In short, if you’re looking for a supplement to bring your blood sugar numbers down, ginkgo biloba is not a reliable tool for that purpose.

Where Ginkgo May Actually Help: Nerve Damage

Diabetic neuropathy, the tingling, numbness, and pain that develops in the feet and hands of many people with diabetes, is one area where ginkgo shows more consistent promise. In a clinical trial of 156 patients, taking 120 mg per day of standardized ginkgo extract for six months produced a noticeable reduction in pain intensity and improved sense of touch. The effect appears to be dose-dependent: higher doses produce stronger pain relief.

In a head-to-head comparison, ginkgo combined with a B-vitamin supplement outperformed placebo in reducing physical symptoms and improving nerve function. Animal studies back this up, showing that ginkgo reduces pain responses to both cold and pressure stimuli in models of nerve damage. Ginkgo’s combination of antioxidant activity, improved blood flow, and anti-inflammatory effects likely all contribute to these results.

Potential Benefits for Kidney Disease

Early diabetic kidney disease is another complication where ginkgo has shown some activity. High blood sugar gradually damages the tiny blood vessels in the kidneys, eventually causing protein to leak into the urine, a sign of declining kidney function. In animal models, ginkgo reversed increases in urinary protein, blood urea nitrogen, and creatinine, all markers of kidney stress. It also improved the physical structure of kidney tissue under microscopic examination.

A randomized, double-blind trial in humans found that ginkgo slowed the worsening of albumin leakage in people with type 2 diabetes and early kidney disease. This suggests ginkgo could serve as a protective agent in the early stages of diabetic kidney damage, though it’s not a replacement for blood pressure and blood sugar management, which remain the primary strategies for preserving kidney function.
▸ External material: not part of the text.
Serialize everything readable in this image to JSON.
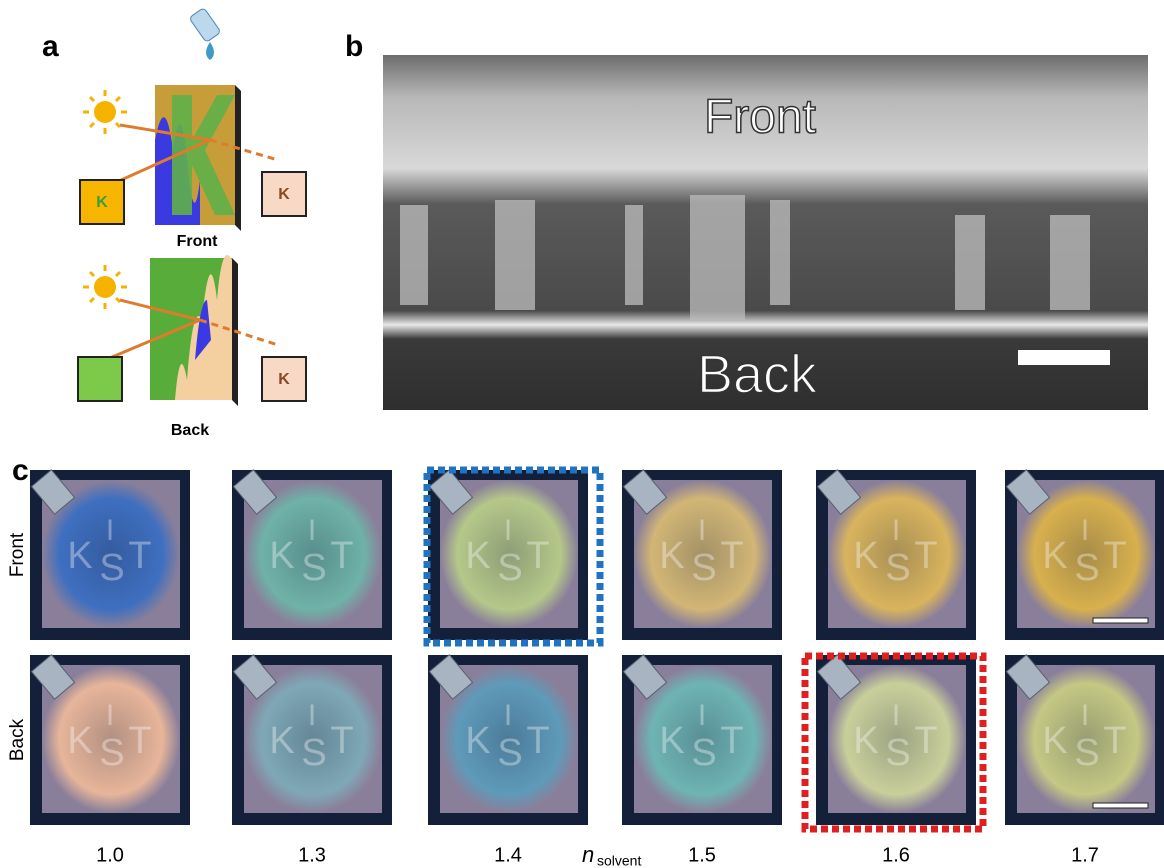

Safety and Drug Interactions

Ginkgo’s most significant risk is bleeding. It inhibits platelet function, which means it can increase the likelihood of bruising or more serious bleeding events, including rare cases of intracranial bleeding. This risk climbs significantly if you’re also taking blood thinners like warfarin or direct oral anticoagulants, antiplatelet drugs like clopidogrel or aspirin, or common pain relievers like ibuprofen, celecoxib, or other NSAIDs. If you take any of these, ginkgo is not a safe addition without medical guidance.
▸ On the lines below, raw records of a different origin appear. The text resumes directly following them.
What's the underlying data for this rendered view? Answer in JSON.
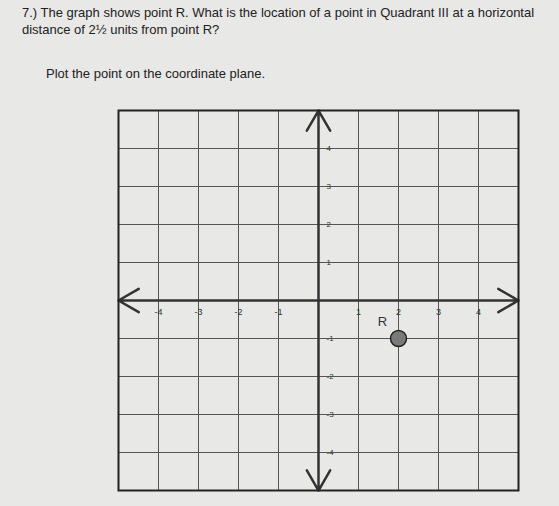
{
  "chart_data": {
    "type": "scatter",
    "title": "7.) The graph shows point R. What is the location of a point in Quadrant III at a horizontal distance of 2½ units from point R?",
    "subtitle": "Plot the point on the coordinate plane.",
    "x": [
      2
    ],
    "y": [
      -1
    ],
    "labels": [
      "R"
    ],
    "color": "#7a7a7a",
    "marker": "circle",
    "xlim": [
      -5,
      5
    ],
    "ylim": [
      -5,
      5
    ],
    "xticks": [
      -4,
      -3,
      -2,
      -1,
      1,
      2,
      3,
      4
    ],
    "yticks": [
      -4,
      -3,
      -2,
      -1,
      1,
      2,
      3,
      4
    ],
    "grid": true
  }
}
Mild side effects can include headache, heart palpitations, digestive upset, constipation, and skin reactions.

For people taking metformin, the news is more reassuring. A controlled crossover study found that 120 mg of ginkgo extract taken alongside 500 mg of metformin did not significantly change how metformin was absorbed or processed by the body. The only notable change was a slight increase in how long metformin stayed in the system, which was not clinically meaningful. So ginkgo and metformin don’t appear to interfere with each other at standard doses, though the interaction hasn’t been studied across all possible dosing combinations.

What This Means Practically

Ginkgo biloba is not a blood sugar supplement. If you’re hoping it will lower your glucose readings or replace any part of your diabetes management, the human evidence simply doesn’t support that. Where it may earn a role is as a complementary option for managing specific diabetes complications, particularly neuropathic pain and possibly early kidney damage, where the evidence is more encouraging.

Most clinical research uses standardized extract (known as EGb 761) at doses of 120 mg per day. Unstandardized products vary widely in their active compound concentration, so the extract formulation matters. The standardized version contains consistent levels of the flavonoids and terpenoids thought to be responsible for ginkgo’s biological effects.